Le Centre mondial de la Paix à Verdun expose, depuis le 6 août, un tableau dans l’espoir de retrouver ses propriétaires légitimes. Volé sous l’Occupation par un soldat allemand, son fils a tenu à restituer le tableau à la France.

Volé pendant la seconde guerre mondiale et restitué par le fils d'un soldat, le tableau de Nicolas Rousseau est exposé au Centre Mondial de la Paix de Verdun
Volé pendant la seconde guerre mondiale et restitué par le fils d'un soldat, le tableau de Nicolas Rousseau est exposé au Centre Mondial de la Paix de Verdun © Maxppp / Frédéric Mercenier

À qui appartient cette huile sur toile, dérobée pendant la Seconde Guerre mondiale ? C’est la question à laquelle Peter Forner, fils du soldat allemand qui a ramené le tableau dans ses valises au printemps 1944, a voulu répondre en restituant l’œuvre à l’Ambassade française l’année dernière. C’est précisément Julien Acquatella, responsable de l’antenne berlinoise de la Commission d’indemnisation des victimes de spoliation (CIVS) qui s’est vu remettre le tableau et la mission de retrouver ses ayants droits.

"Nous avons essayé de répondre de la meilleure des façons à la volonté de M. Forner, qui souhaitait que le tableau retourne en France au plus vite et surtout qu’il n’atterrisse pas dans un dépôt. Qu’il soit montré au public, qu’il serve de support pédagogique, et aussi de symbole à l’amitié franco-allemande et à l’amitié européenne", souligne Julien Acquatella. Une demande considérée par la CIVS comme "noble et courageuse" mais aussi compliquée. "Il s’agissait de lancer les recherches parce que ni le lieu de spoliation, ni les propriétaires légitimes, ni le parcours véritable de l’œuvre durant la Seconde Guerre mondiale ne sont connus."

Plus qu'une œuvre, "une preuve vivante de ce qu’est l’amitié franco-allemande"

En attendant que ces recherches aboutissent – et toujours dans l’idée d’honorer le souhait de Peter Forner – le tableau a pris place désormais dans le hall d’entrée du Centre Mondial de la Paix à Verdun. Une bonne façon d’exposer l’œuvre au public et de, peut-être, retrouver son propriétaire légitime. Cette exposition a un autre objectif qui entre directement en résonance avec la mission du CMP : "Être une preuve vivante de ce qu’est l’amitié franco-allemande. De montrer que dans une démarche volontaire, un citoyen allemand a restitué un tableau 75 ans après qu’il a été dérobé en France", explique Philippe Hansch, directeur du Centre Mondial de la Paix.

Tout ce que l’on sait pour l’instant de ce tableau, c’est qu’il date du XIXe siècle et a été peint par Nicolas Rousseau, élève de l’École de Barbizon.
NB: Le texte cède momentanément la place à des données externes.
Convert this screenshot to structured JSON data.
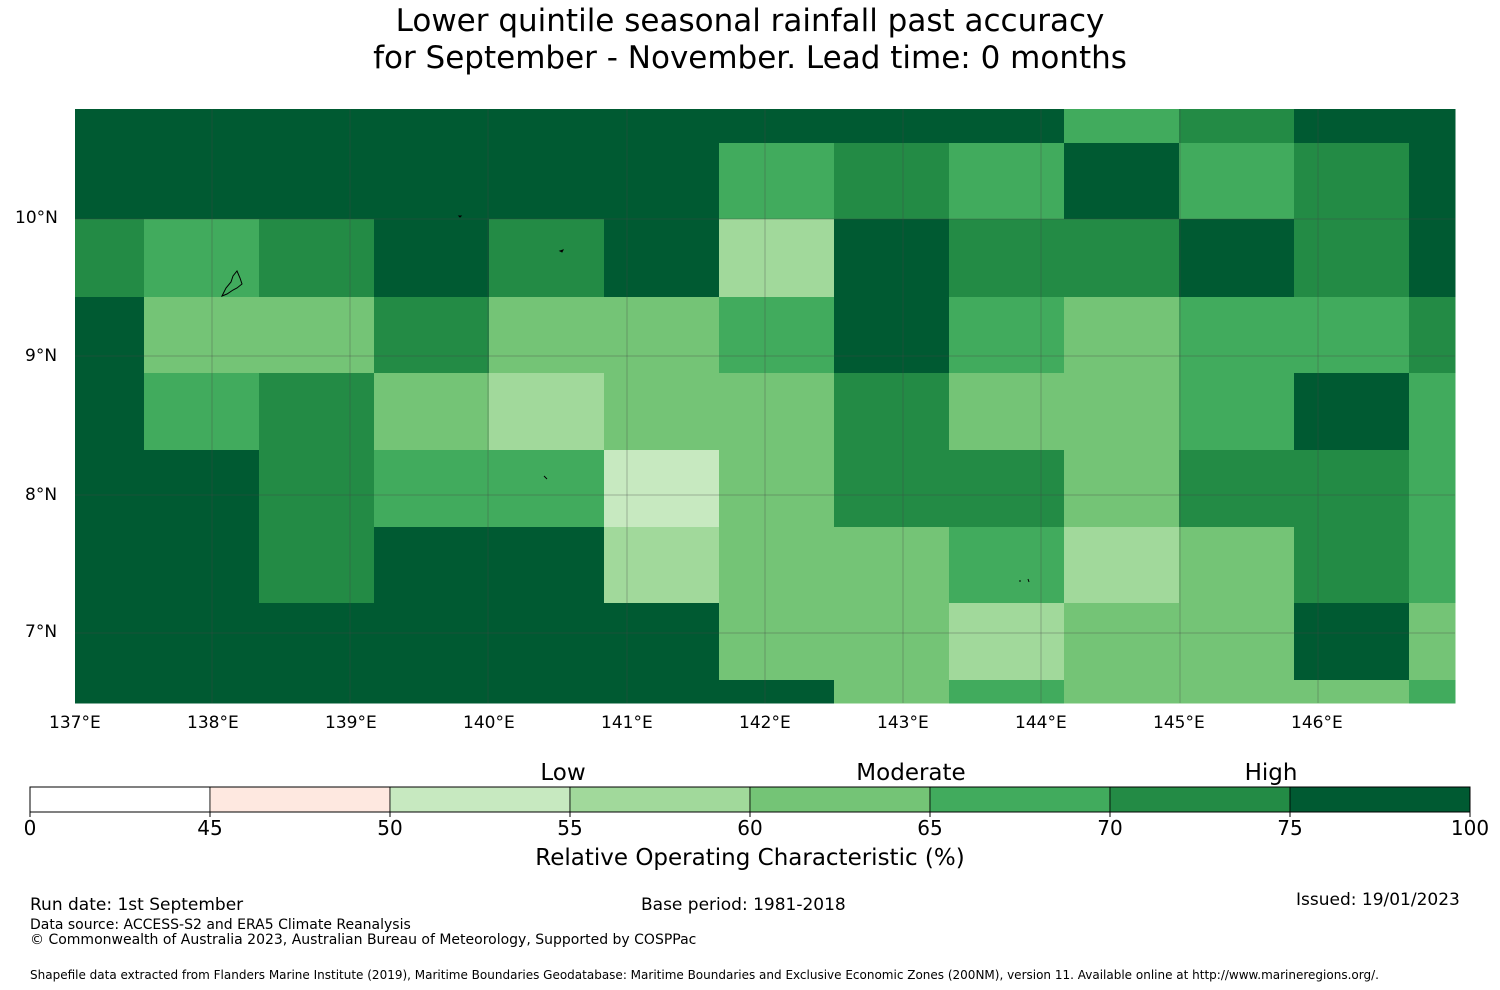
{
  "title": {
    "line1": "Lower quintile seasonal rainfall past accuracy",
    "line2": "for September - November. Lead time: 0 months"
  },
  "map": {
    "lon_labels": [
      "137°E",
      "138°E",
      "139°E",
      "140°E",
      "141°E",
      "142°E",
      "143°E",
      "144°E",
      "145°E",
      "146°E"
    ],
    "lat_labels": [
      "10°N",
      "9°N",
      "8°N",
      "7°N"
    ],
    "extent": {
      "lon_min": 137.0,
      "lon_max": 147.0,
      "lat_min": 6.5,
      "lat_max": 10.8
    },
    "palette": [
      "#ffffff",
      "#fee8e0",
      "#c7e9c0",
      "#a1d99b",
      "#74c476",
      "#41ab5d",
      "#238b45",
      "#005a32"
    ],
    "grid_color": "#444444",
    "coastline_color": "#000000"
  },
  "colorbar": {
    "words": {
      "low": "Low",
      "moderate": "Moderate",
      "high": "High"
    },
    "bounds": [
      0,
      45,
      50,
      55,
      60,
      65,
      70,
      75,
      100
    ],
    "tick_labels": [
      "0",
      "45",
      "50",
      "55",
      "60",
      "65",
      "70",
      "75",
      "100"
    ],
    "colors": [
      "#ffffff",
      "#fee8e0",
      "#c7e9c0",
      "#a1d99b",
      "#74c476",
      "#41ab5d",
      "#238b45",
      "#005a32"
    ],
    "label": "Relative Operating Characteristic (%)"
  },
  "footer": {
    "run_date": "Run date: 1st September",
    "base_period": "Base period: 1981-2018",
    "issued": "Issued: 19/01/2023",
    "data_source": "Data source: ACCESS-S2 and ERA5 Climate Reanalysis",
    "copyright": "© Commonwealth of Australia 2023, Australian Bureau of Meteorology, Supported by COSPPac",
    "shapefile": "Shapefile data extracted from Flanders Marine Institute (2019), Maritime Boundaries Geodatabase: Maritime Boundaries and Exclusive Economic Zones (200NM), version 11. Available online at http://www.marineregions.org/."
  }
}
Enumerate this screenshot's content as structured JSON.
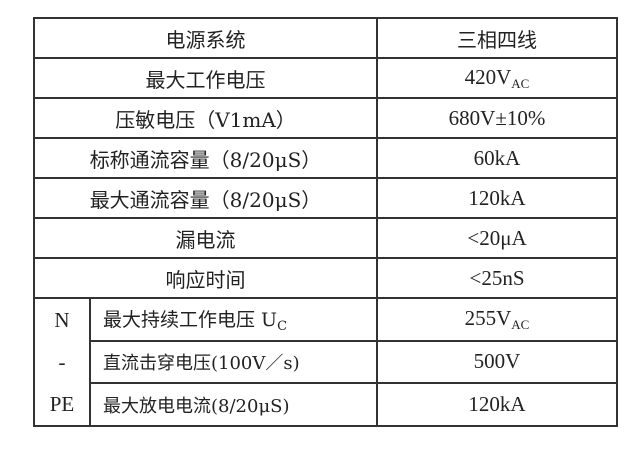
{
  "header": {
    "label": "电源系统",
    "value": "三相四线"
  },
  "rows": [
    {
      "label": "最大工作电压",
      "value": "420V",
      "value_sub": "AC"
    },
    {
      "label": "压敏电压（V1mA）",
      "value": "680V±10%"
    },
    {
      "label": "标称通流容量（8/20μS）",
      "value": "60kA"
    },
    {
      "label": "最大通流容量（8/20μS）",
      "value": "120kA"
    },
    {
      "label": "漏电流",
      "value": "<20μA"
    },
    {
      "label": "响应时间",
      "value": "<25nS"
    }
  ],
  "group": {
    "lines": [
      "N",
      "-",
      "PE"
    ],
    "rows": [
      {
        "label": "最大持续工作电压 U",
        "label_sub": "C",
        "value": "255V",
        "value_sub": "AC"
      },
      {
        "label": "直流击穿电压(100V／s)",
        "value": "500V"
      },
      {
        "label": "最大放电电流(8/20μS)",
        "value": "120kA"
      }
    ]
  }
}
Cette huile sur toile représente une personne en train de pêcher dans un cadre bucolique. Sa valeur marchande est estimée à quelques milliers d’euros, sans plus de précision faute d’informations. "Mais le plus important, c’est bien la valeur historique de ce tableau, souligne Philippe Hansch. Cette valeur, c’est celle de la capacité à transmettre l’amitié franco-allemande au quotidien."

La Commission d’Indemnisation des Victimes de Spoliation a quelques pistes de réponse sur les origines d’appartenance du tableau, mais celles-ci sont encore tenues secrètes. Si des ayants droits sont retrouvés, "On va discuter avec eux pour que cette pièce exceptionnelle d’amitié franco-allemande puisse rester au Centre Mondial de la Paix. Mais la première vocation est que ce tableau revienne aux ayant-droits. Et ce sera leur choix ensuite de décider s’ils souhaitent le conserver à leur domicile ou l’exposer ailleurs", précise Philippe Hansch.

En attendant, l’œuvre restera exposée encore plusieurs années au Centre Mondial de la Paix. Et dans quelques mois, elle prendra place au sein d’une exposition consacrée à la Seconde Guerre mondiale.